We drive the 1 1/2 hours home, and all is finally well. We’re communicating and smiling, and not 10 minutes into being home, he says, “I can’t find my pants and suit. Or my converter. And my helmet is at the store, and needs to be picked up.” [The effing store that we passed halfway home] He’s going abroad and needs all of these things. These were things he swore were at home. Flip the demon switch again, and “Fuckin’ sucks to be you,” comes rolling off my tongue as I walk away.
I can’t let him go on this trip without these items – see I am a good parent – so I get back in the car chanting, “Yes, it’s my job to be your chauffeur, I have nothing better to do with my time then drive all over God’s creation.” I’m doing 80 mph half way up the on-ramp to the highway. I did slow down to normal speed. I’m taking him to get the things we could have stopped along the way home to get, better yet, if he’d actually LOOKED in his messy room at school for these things…Like a moron, he goes to plug in his music again, and I yank out the cord again like it’s my job, and set up my audio book.
We said perhaps 30 words to one another for the remainder of the day. This is very good thing since I’d clearly said enough for a lifetime. I was in the running for Mother of the Year.

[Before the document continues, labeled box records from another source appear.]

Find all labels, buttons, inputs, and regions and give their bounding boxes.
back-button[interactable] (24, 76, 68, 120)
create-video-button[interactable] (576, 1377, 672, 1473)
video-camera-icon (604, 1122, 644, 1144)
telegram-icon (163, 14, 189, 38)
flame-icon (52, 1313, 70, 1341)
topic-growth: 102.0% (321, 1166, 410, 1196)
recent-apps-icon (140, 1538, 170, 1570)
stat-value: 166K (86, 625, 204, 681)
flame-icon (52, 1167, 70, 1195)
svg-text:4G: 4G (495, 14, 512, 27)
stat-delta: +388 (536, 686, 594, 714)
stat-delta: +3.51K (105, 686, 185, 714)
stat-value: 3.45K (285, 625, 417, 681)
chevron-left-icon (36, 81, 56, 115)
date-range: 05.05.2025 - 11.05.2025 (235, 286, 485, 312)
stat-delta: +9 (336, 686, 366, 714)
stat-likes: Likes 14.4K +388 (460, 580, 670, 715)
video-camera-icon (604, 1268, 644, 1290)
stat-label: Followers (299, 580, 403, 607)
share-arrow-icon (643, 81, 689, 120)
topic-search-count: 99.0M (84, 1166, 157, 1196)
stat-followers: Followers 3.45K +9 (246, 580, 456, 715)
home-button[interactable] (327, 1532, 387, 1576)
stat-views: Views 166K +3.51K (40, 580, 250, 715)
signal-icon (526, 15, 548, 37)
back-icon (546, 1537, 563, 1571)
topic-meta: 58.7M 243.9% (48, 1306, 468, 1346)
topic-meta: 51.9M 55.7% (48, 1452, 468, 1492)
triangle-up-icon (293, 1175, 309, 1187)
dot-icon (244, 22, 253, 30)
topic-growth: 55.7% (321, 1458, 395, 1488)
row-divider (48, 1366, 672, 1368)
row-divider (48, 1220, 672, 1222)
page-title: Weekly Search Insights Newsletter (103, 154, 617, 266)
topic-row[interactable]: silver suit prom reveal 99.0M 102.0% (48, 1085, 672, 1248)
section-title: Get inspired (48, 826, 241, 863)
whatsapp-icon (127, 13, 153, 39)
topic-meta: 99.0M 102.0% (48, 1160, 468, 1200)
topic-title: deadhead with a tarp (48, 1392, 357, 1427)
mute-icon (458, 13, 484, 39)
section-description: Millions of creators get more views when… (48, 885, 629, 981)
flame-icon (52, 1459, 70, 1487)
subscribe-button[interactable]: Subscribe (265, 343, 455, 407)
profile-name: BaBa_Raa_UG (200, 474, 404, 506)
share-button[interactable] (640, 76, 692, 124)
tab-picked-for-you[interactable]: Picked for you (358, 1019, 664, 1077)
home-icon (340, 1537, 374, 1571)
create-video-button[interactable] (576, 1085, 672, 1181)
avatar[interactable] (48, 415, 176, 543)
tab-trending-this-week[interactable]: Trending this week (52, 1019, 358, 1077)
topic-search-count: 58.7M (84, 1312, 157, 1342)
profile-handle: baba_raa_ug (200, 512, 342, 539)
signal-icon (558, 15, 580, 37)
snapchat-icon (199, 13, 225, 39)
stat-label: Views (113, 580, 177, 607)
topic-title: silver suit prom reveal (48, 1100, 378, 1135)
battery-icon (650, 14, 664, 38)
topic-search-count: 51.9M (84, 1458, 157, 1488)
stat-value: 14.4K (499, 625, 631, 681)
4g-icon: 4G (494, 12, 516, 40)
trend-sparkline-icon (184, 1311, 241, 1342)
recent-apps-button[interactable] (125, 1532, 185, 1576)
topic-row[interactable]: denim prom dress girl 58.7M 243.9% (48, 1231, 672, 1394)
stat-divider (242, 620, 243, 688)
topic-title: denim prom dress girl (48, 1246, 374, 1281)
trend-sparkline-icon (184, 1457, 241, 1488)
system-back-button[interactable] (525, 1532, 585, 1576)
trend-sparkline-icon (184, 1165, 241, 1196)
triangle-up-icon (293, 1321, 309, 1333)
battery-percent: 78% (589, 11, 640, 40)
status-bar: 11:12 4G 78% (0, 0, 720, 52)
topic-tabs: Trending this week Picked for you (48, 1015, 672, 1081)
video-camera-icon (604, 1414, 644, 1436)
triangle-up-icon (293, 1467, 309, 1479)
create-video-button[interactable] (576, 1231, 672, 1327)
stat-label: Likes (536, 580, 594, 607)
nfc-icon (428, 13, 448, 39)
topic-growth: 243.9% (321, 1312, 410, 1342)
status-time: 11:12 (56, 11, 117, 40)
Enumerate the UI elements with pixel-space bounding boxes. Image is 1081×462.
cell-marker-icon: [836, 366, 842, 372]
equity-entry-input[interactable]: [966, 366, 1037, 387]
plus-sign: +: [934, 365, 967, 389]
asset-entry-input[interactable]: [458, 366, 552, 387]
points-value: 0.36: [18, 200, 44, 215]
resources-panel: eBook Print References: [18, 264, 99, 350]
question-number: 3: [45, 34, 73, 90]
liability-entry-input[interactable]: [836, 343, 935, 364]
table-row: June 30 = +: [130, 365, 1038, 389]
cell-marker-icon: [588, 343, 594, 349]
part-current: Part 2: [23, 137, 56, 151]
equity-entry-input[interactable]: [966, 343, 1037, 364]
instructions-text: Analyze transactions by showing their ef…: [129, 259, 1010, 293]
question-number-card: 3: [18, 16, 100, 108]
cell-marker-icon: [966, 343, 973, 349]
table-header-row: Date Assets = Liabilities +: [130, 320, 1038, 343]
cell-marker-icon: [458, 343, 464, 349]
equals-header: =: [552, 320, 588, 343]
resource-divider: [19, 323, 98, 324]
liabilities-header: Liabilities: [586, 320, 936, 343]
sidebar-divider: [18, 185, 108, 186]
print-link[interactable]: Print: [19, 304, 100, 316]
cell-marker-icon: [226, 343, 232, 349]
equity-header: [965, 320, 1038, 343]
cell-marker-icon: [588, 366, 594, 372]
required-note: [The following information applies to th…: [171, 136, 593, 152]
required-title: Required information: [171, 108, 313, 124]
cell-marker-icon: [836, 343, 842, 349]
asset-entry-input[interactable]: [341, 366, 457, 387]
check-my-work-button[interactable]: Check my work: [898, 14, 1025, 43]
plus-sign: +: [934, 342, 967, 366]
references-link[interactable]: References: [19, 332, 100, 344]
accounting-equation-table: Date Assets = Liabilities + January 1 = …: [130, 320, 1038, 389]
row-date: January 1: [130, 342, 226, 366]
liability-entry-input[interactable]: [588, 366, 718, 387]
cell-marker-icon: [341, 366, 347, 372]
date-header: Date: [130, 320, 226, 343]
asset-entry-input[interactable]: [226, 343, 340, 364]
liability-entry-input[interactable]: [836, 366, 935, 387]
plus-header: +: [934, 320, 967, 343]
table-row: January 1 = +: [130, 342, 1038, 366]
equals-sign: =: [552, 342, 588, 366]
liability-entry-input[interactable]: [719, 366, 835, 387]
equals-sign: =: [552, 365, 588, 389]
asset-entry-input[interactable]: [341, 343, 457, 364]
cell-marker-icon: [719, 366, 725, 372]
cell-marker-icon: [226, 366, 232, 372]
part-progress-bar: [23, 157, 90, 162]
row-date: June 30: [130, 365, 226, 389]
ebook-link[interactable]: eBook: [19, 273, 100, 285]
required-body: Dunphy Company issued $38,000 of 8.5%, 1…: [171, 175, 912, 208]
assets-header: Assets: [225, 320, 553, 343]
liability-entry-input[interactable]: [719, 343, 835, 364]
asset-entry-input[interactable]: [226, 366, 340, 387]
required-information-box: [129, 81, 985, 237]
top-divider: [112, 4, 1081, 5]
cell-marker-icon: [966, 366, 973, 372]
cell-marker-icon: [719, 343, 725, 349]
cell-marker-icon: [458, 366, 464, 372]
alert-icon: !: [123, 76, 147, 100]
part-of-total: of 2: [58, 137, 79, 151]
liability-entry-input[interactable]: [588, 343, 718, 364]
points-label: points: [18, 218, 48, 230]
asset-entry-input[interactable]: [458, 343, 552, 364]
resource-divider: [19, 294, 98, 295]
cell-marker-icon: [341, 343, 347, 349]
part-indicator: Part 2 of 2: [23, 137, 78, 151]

I was only comforted by the notion when I posted the following to my personal Facebook page, “I swear it is by the sheer grace of God that my son is alive today. It is because I didn’t kill him today – he’s been a charming (fill in nasty word) today. It’s merely the grace of God that allowed him to live.”
I got comments like, “Mine, too. It was a very trying day.”
“He’s a teenager, what do you expect.” – This…. this just, this… wanted to make me…
“They say girls are difficult!”
And the best one, “Yesterday my little one peed on the floor of a store. The older one called me a bitch for running out of the store. I feel like I should get an award for not leaving them both at a safe house :(”
Perhaps, we all just need to be reminded of the following:
Yeah, I lost my ‘sauce’ this weekend. I flat out sucked this day. Here’s to tomorrow.
Please, feel free to share your bad momma moments in the comments. I know I’m not alone, and I feel your pain. I feel ya, sista. And I got your back. I fully support your meltdown moment.